Toronto securities and M&A lawyers Bradley Freelan and Aaron Atkinson are featured in a story by Corporate Secretary on Fasken Martineau’s newly released 2015 Canadian Hostile Take-Over Bid Study. The lawyers are co-authors of the study. This is the second major piece of empirical deal research that Fasken Martineau has issued in the last few years. In January 2013, the firm released findings from their ground-breaking Canadian Proxy Contest Study and an update to the study in 2014.
As Canadian securities regulators get ready to propose changes to even the playing field for target firms and hostile bidders, a new study finds targets may not be as disadvantaged as believed.
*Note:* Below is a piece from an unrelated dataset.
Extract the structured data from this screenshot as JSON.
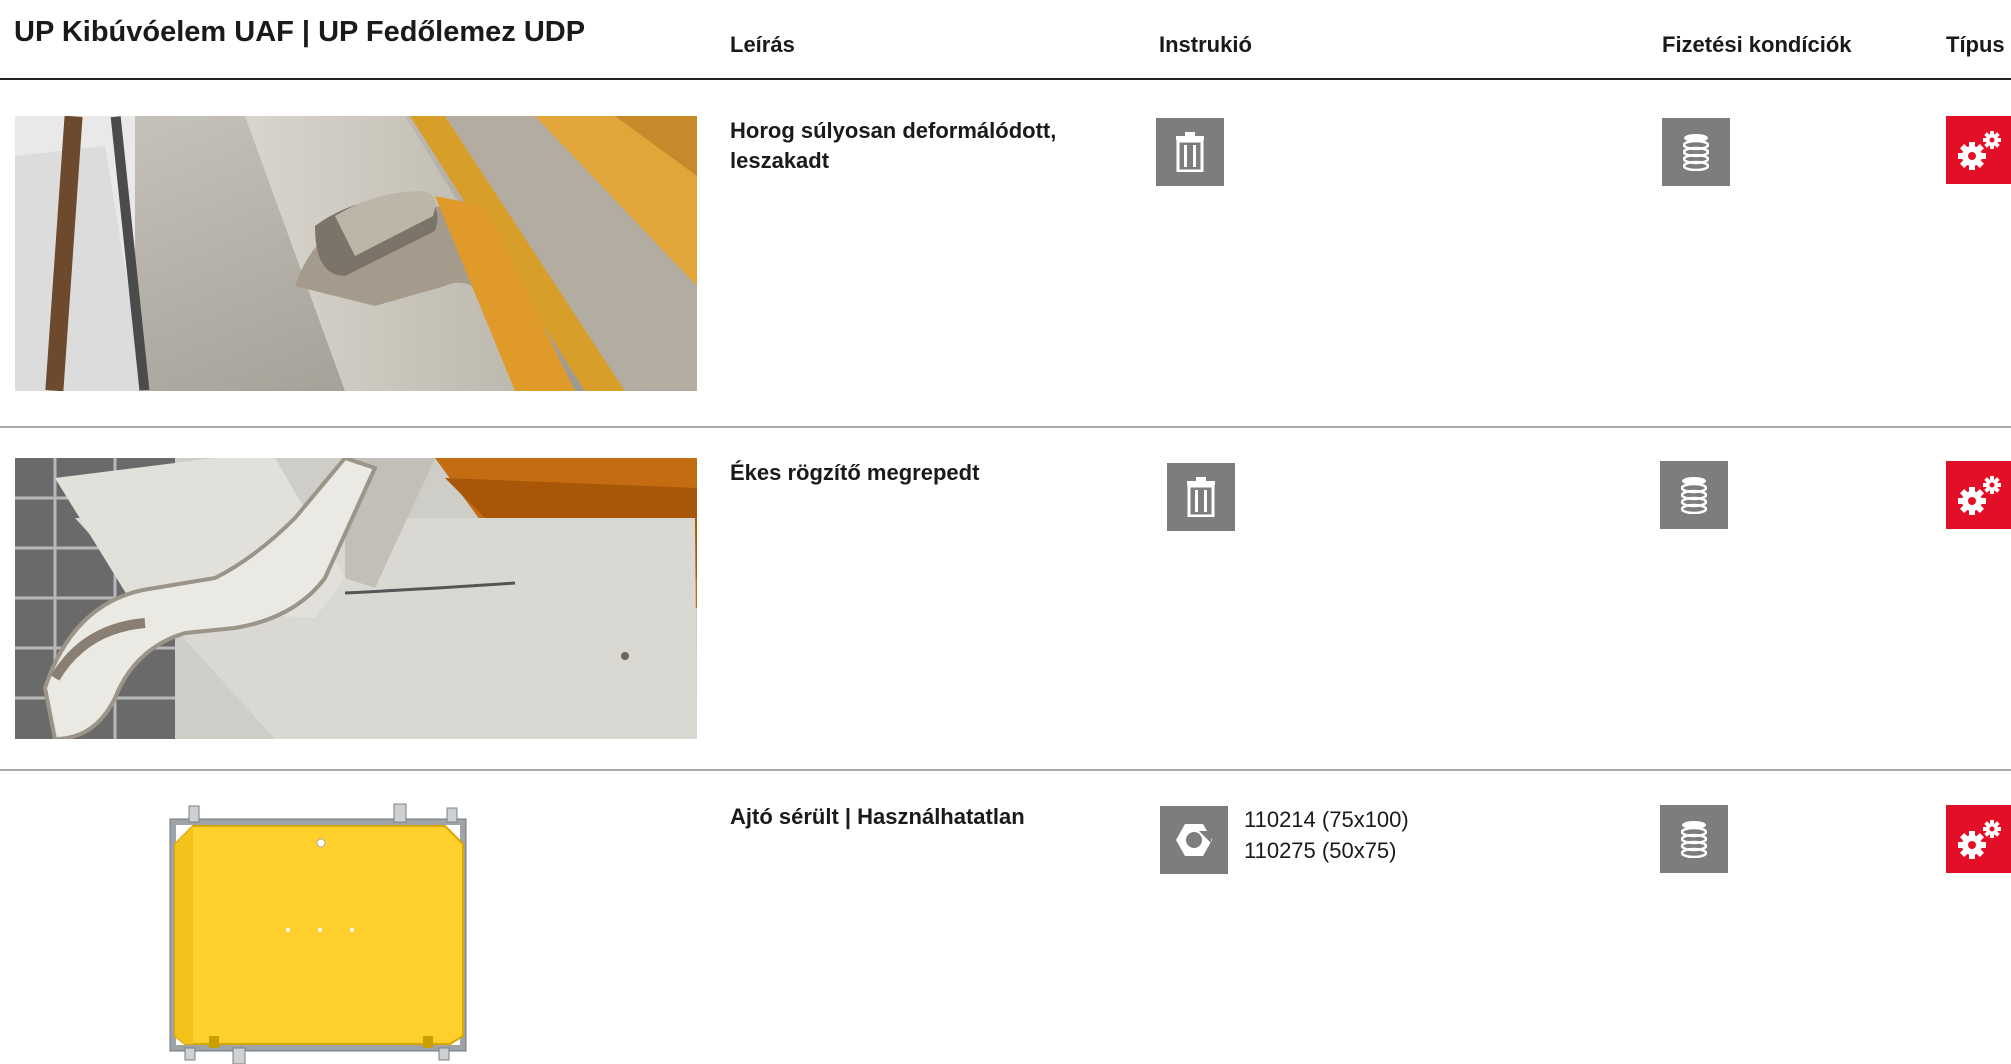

‘So the board can’t just block the bid from proceeding,’ explains securities and M&A lawyer Brad Freelan, a partner at Fasken Martineau and co-author, with Aaron Atkinson, of the report, titled '2015 Canadian hostile takeover bid study’. ‘The concern is, for whatever reason, people feel the playing field isn’t level and that’s one of the impetuses behind changing the rules.’
‘We found in first-mover bids where a hostile bidder initiated a contest for control and put a target in play, bidders won 55 percent of the time, but targets remained independent 28 percent of the time,’ says Atkinson. ‘It really surprised some people how many targets do remain independent, which would cause one to question whether or not the playing field really is uneven.’
‘But when a bid does face competition, the hostile bidder does very poorly: it wins only one third of the time,’ says Freelan.